In another classroom, Jayvon Sneed, 9, was diligently reading a passage about a raccoon and filling in answers on a computerized test form, completing the last of his interim tests.

“I like doing it, because I like passing tests and I like learning stuff,” he said afterward, peering from behind wire-rimmed glasses. “I like making my brain smarter.”

The principal, Diane Danay-Caban, said her own son suffered nerve-induced stomach aches several years ago when test preparation began at his high-performing Queens school. But at P.S. 398, which had struggled for years with low scores and discipline problems, she has come to feel that the push to raise scores has brought genuine gains in knowledge.

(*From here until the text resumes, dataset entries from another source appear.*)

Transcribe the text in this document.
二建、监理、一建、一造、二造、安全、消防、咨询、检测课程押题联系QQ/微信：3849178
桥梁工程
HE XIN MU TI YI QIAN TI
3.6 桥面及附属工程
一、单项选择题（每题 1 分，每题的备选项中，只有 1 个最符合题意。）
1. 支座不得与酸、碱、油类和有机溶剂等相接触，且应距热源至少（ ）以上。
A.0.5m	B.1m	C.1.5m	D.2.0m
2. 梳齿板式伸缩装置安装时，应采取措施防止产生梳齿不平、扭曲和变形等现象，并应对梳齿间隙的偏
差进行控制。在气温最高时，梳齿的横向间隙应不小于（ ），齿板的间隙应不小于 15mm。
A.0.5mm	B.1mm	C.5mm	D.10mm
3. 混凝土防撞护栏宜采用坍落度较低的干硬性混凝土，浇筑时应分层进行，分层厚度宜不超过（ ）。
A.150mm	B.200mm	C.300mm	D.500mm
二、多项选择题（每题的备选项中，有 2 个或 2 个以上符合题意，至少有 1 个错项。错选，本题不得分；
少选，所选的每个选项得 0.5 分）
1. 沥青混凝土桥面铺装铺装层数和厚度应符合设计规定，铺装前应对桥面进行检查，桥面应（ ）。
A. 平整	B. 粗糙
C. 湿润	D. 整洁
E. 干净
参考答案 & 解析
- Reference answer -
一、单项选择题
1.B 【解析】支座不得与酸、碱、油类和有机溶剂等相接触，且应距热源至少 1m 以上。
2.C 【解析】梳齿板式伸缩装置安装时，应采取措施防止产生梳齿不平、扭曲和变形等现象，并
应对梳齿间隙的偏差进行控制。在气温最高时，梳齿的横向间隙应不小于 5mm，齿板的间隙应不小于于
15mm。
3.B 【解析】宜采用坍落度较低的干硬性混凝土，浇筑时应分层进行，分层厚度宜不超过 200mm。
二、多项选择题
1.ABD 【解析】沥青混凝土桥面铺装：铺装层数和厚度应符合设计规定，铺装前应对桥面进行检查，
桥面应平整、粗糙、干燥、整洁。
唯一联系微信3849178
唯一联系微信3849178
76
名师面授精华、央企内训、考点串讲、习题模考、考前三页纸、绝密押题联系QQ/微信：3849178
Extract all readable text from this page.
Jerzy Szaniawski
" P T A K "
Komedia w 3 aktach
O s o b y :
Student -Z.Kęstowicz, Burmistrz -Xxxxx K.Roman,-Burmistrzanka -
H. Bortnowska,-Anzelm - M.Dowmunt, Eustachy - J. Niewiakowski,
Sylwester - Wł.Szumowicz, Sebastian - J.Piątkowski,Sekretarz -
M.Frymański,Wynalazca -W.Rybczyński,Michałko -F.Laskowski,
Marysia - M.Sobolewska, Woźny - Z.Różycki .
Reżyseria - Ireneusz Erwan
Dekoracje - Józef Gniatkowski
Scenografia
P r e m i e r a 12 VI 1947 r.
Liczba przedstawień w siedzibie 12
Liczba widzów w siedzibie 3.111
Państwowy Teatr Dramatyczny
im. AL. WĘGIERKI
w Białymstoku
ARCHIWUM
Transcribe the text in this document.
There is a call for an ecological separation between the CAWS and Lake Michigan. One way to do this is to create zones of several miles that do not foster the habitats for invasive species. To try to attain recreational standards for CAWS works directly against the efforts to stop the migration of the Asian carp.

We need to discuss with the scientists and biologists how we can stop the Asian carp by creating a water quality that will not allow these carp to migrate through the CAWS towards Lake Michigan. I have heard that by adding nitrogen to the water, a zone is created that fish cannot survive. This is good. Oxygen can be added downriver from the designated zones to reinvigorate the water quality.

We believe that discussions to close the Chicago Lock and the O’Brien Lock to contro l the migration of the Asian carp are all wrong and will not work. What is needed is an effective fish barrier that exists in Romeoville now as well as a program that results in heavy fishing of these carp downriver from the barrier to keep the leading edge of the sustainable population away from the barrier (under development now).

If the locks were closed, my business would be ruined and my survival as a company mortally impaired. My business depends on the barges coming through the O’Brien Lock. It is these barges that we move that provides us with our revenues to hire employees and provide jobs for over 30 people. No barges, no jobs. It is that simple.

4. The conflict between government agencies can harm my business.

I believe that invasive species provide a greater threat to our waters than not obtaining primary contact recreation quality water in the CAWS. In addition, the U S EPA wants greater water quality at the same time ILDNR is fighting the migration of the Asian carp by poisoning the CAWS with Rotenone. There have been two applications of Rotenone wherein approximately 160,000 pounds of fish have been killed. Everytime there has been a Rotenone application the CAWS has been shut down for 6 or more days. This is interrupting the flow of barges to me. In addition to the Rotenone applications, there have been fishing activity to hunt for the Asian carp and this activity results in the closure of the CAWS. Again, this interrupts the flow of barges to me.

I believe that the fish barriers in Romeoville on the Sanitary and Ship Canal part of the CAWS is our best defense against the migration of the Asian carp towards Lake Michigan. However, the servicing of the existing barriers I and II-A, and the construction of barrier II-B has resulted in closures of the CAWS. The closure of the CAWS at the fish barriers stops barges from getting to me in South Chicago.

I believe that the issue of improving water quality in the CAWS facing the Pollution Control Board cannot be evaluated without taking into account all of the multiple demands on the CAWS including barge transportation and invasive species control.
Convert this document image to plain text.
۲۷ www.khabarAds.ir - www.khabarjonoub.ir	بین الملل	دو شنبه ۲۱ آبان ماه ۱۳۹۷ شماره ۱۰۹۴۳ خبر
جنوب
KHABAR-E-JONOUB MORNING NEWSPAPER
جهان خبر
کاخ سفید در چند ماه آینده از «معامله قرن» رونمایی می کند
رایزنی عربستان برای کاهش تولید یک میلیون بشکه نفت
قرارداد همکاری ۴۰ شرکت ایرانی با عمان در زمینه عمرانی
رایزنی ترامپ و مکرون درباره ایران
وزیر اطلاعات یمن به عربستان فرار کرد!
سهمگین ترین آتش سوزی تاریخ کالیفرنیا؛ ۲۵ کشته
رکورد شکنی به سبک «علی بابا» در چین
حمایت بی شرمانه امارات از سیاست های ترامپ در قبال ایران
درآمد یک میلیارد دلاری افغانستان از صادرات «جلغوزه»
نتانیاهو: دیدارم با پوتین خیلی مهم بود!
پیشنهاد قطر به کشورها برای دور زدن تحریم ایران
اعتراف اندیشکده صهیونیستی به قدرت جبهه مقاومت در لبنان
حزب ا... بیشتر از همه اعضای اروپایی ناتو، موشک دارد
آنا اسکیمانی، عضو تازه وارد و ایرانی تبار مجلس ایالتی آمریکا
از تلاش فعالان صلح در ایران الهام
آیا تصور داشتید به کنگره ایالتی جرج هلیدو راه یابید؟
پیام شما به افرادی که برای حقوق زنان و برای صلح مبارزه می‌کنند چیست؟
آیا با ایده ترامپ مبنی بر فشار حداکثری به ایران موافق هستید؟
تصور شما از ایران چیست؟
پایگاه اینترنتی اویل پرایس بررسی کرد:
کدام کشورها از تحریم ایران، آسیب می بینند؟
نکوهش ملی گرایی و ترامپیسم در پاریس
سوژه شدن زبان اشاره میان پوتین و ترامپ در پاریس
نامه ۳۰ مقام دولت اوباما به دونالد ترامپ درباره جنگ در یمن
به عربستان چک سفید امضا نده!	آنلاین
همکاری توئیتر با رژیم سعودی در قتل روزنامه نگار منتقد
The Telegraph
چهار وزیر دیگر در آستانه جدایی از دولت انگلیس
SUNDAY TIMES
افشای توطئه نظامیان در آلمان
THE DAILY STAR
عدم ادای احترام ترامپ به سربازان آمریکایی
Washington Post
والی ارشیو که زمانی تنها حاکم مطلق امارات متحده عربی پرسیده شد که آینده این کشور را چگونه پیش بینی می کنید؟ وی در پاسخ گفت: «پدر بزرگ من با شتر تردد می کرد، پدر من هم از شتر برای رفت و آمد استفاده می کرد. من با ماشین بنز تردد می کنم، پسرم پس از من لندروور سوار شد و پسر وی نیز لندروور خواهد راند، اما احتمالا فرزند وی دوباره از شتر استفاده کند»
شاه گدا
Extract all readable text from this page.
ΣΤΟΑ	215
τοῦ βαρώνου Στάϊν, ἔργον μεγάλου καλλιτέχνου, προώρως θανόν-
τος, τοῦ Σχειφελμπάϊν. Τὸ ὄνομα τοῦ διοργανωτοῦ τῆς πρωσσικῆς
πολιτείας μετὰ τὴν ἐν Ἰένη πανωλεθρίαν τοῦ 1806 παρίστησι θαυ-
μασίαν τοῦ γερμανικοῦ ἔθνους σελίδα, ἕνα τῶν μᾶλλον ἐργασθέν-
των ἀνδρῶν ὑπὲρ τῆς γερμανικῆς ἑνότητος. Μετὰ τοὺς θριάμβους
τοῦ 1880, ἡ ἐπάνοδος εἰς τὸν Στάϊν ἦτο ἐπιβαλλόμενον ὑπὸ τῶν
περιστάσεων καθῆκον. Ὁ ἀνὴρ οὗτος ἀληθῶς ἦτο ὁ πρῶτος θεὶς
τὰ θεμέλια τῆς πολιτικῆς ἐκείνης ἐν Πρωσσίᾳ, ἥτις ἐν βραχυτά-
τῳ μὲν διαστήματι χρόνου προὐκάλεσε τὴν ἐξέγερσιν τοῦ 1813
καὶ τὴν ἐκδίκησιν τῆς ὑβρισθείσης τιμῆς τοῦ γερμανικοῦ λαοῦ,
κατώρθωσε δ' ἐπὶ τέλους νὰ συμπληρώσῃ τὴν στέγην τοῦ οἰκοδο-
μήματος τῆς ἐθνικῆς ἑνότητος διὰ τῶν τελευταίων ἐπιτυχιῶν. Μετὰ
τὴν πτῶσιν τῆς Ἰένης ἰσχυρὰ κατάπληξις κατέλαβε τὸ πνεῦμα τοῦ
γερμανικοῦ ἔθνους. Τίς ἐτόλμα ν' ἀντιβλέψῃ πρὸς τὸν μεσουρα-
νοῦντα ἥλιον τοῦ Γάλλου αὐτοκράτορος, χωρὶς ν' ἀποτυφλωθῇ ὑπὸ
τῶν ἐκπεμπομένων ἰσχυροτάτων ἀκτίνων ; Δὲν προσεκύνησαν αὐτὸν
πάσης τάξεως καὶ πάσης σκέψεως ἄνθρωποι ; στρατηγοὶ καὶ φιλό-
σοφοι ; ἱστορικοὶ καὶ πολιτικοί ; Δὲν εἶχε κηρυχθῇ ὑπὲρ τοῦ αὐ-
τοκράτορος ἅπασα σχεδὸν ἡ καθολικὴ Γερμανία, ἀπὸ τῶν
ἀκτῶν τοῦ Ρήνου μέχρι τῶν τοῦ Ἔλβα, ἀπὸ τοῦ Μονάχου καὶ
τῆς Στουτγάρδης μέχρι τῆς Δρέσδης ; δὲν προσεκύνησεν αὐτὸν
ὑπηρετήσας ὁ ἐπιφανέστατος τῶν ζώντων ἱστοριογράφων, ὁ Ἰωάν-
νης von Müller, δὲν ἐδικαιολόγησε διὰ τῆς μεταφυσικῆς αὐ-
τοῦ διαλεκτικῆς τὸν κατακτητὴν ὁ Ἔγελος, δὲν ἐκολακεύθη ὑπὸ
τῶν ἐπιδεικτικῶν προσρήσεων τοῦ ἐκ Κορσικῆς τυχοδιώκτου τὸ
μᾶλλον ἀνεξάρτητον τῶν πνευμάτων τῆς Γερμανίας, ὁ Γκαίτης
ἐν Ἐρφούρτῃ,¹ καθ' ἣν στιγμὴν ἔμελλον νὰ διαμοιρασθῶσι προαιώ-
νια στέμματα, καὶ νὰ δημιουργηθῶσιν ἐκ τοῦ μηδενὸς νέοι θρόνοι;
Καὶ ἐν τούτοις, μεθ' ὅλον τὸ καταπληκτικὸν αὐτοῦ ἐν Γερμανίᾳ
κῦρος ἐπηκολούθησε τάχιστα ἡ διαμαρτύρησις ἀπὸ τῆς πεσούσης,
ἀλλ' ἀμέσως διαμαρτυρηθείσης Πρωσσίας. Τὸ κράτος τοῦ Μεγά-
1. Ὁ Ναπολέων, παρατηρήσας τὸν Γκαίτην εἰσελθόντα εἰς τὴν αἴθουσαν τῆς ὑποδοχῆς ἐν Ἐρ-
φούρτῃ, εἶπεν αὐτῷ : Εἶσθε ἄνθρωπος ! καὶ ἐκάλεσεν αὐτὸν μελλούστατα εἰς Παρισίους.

She acknowledged that there were casualties of the school’s efforts to raise its numbers — like art classes, which were bumped out of the schedule until the official tests were completed this spring. “Now that I see that we’re improving,” she said, “maybe we can start earlier next year.”

Mr. Klein, for his part, said he was confident that rising scores reflected real improvements. “No matter how you look at them,” he said, “the picture is one that shows that the city is making dramatic progress.”

Howard T. Everson, a senior research fellow at City University of New York and chairman of the Technical Advisory Group, a collection of experts who oversee the state testing process, said he believed New York’s tests were “about as good as we can build them.” But he said that with so much riding on the tests, there was a need for greater study to certify that rising scores correspond with a gain in learning.

“Unfortunately, I think some of the gains that we’re seeing are probably related to test-score inflation, meaning that people are using inappropriate ways of teaching to the test,” he said. “Instead of really good time spent on instruction, they’re doing a lot of test prep and drill.”

Dr. Everson said that “the skepticism that you hear and I hear is real skepticism, and it’s warranted.” “Are things getting better?” he asked. “That’s what we really want to know, and we need more research to tell us how to sort that out.” . . . .

1 comment:

  1. "If Eli Broad had a job for her, rather than disdain, I wonder if she could afford to be so candid."

    I think you're being unnecessarily rough on Diane, who's been a voice of reason in NYC for years, often the only voice of reason. She's stood up relentlessly to the Bloomberg spin machine, and has been roundly vilified for her efforts. If she wanted a job with the machine, and were willing to tow the line, I've no doubt there are plenty of of Broad's ilk who'd pay just to shut her up.